There is almost no escaping email scams in this day and age. Everyone gets them. But, luckily after 50-odd years of emails existing, most of us know that there is no Prince with a fortune to bestow upon us so long as we first transfer a sum of money. Yet – as with anything, if there is an exploit to be found cybercriminals and grifters will make use. The complexity of email scams has only increased – some email scams can look incredibly authentic, while others are noticeably more amateur.
In this blog post, we’ll shed light on some common email scams targeting businesses, and provide some examples to help you recognise potential threats in your own inbox.
Common Email Scams Targeting Businesses
1. Fake Microsoft password reset requests
Microsoft will NEVER send you an email with a link requesting that you change your password. The quality of these scam emails can vary. Some may look just like other official emails you have received from Microsoft. The branding of the email may be convincing, and the wording clear. Below is an example of a more egregious attempt.
In this example, a staff member at Saxons IT received this scam email to their inbox. It was flagged as “to be reviewed” by our spam system. To begin with, this email has come from an unrecognised email address, with no relation to Microsoft. Additionally, the “TradeMark” at the bottom of the email is bazar, as Microsoft would have their own business details there, not the details of the company being emailed. Furthermore, the email layout itself is crude. The “Microsoft” logo is just a 2×2 table with the colours filled in (not the official Microsoft colours), which is why it looks stretched out as the table width is set to fill the screen. The font and layout are an additional giveaway. But remember, Microsoft never sends password reset emails, so that is your biggest giveaway!
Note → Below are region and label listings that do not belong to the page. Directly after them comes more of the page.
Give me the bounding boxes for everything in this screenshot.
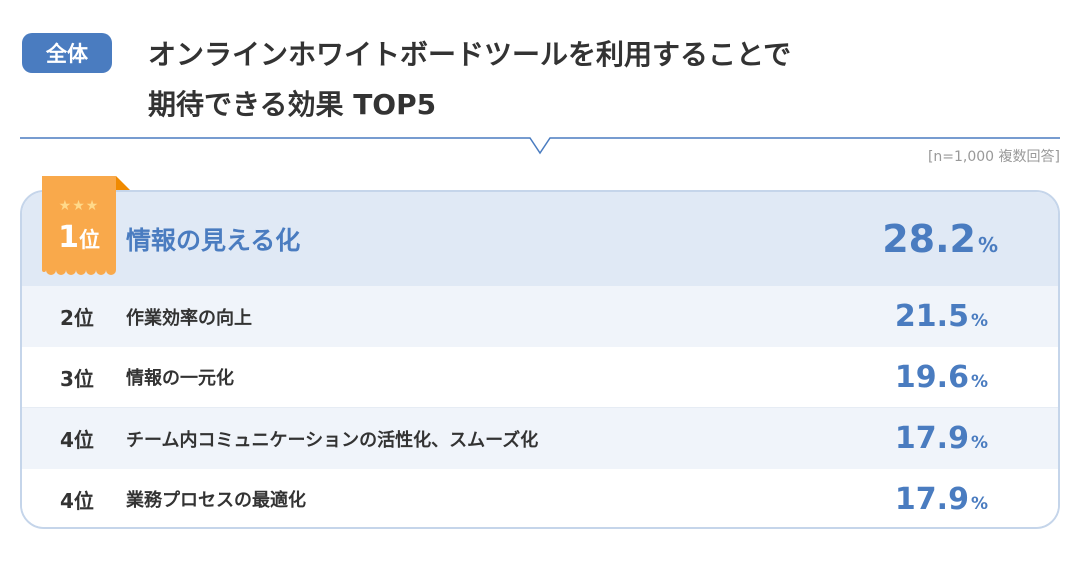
first-place-ribbon: ★★★ 1位	[42, 176, 130, 278]
item-value: 21.5%	[894, 299, 988, 334]
item-label: 情報の一元化	[126, 368, 234, 389]
rank-label: 1位	[58, 220, 100, 255]
item-value: 17.9%	[894, 481, 988, 517]
table-row: 4位 チーム内コミュニケーションの活性化、スムーズ化 17.9%	[22, 408, 1058, 469]
item-value: 19.6%	[894, 359, 988, 395]
item-value: 28.2%	[882, 217, 998, 261]
table-row: 4位 業務プロセスの最適化 17.9%	[22, 469, 1058, 527]
sample-note: [n=1,000 複数回答]	[927, 149, 1060, 165]
segment-badge: 全体	[22, 33, 112, 73]
item-value: 17.9%	[894, 421, 988, 456]
rank-label: 4位	[60, 488, 94, 513]
rank-label: 3位	[60, 366, 94, 391]
table-row: 3位 情報の一元化 19.6%	[22, 347, 1058, 408]
page-title: オンラインホワイトボードツールを利用することで 期待できる効果 TOP5	[148, 30, 791, 130]
title-line-1: オンラインホワイトボードツールを利用することで	[148, 38, 792, 71]
table-row: 2位 作業効率の向上 21.5%	[22, 286, 1058, 347]
item-label: 情報の見える化	[126, 226, 301, 255]
item-label: 作業効率の向上	[126, 307, 252, 329]
divider-with-notch	[20, 137, 1060, 155]
rank-label: 4位	[60, 428, 94, 452]
rank-label: 2位	[60, 306, 94, 330]
title-line-2: 期待できる効果 TOP5	[148, 88, 437, 121]
item-label: チーム内コミュニケーションの活性化、スムーズ化	[126, 429, 539, 451]
ranking-table: 情報の見える化 28.2% 2位 作業効率の向上 21.5% 3位 情報の一元化…	[20, 190, 1060, 529]
star-icon: ★★★	[58, 198, 100, 214]
ribbon-shape-icon	[42, 176, 130, 275]
table-row: 情報の見える化 28.2%	[22, 192, 1058, 286]
item-label: 業務プロセスの最適化	[126, 490, 306, 511]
2. Fake remittance advice and Invoice emails
There has been an increase in fake remittance advice and invoice scams. These scam emails have cybercriminals pose as a real company, with a “remittance” or “invoice” attached. This attachment usually hides a link to a virus or other malicious item. In the below example, a scammer is attempting to impersonate the accounts department of a popular New Zealand freight company.
Highlighted in yellow, Outlook displays where the email actually came from. The “From” email was a spoof of the freight companies. You’ll also see that the attachment is actually a link, which usually contains malware or leads to a scam page. The spelling and grammar in this email are poor – “remittance advise“. Additionally, the “%” around words tends to indicate that the scammer intended to have the words between auto-filled with relevant information, but was unsuccessful in this case. But, the biggest giveaway that this was a scam to our finance team was… We have never interacted with this company before! But, in remittance scams, this is not always the case. If you are ever unsure about an email you have received from a vendor or client, reach out directly to a trusted contact via phone call to discuss further.
Here is an example of a fake invoice email scam, from the same scammer:
3. Fake voicemail notifications scams
Fake voicemail notification scam emails have been prevalent over the past couple of years. They prey on a business professional’s urgency to tend to a possible missed call. Interacting with these emails can lead to inadvertently compromising personal or corporate security.
These email scams work by mimicking the legitimate voicemail notifications some companies have set up. This is where voicemails are sent to an employee’s email, allowing them to listen to the recording. The fake voicemail notification scams aim to lure recipients into clicking malicious links or downloading infected attachments.
Sometimes, the from email may even be your or another business email – this was the case in the example below. But, in this occurance, it was an act of domain impersonation and not the email itself being compromised. Most email applications will display what type of file is attached. Here you can see that it is a link – but when in doubt, always remember to hover before you click. This means that before clicking on any links or attachments, hover your mouse over them to preview the destination.
In conclusion, awareness is the first line of defense against email scams. By staying vigilant and informed, businesses can reduce the risk of falling victim to deceptive email practices and protect themselves from cybercriminals.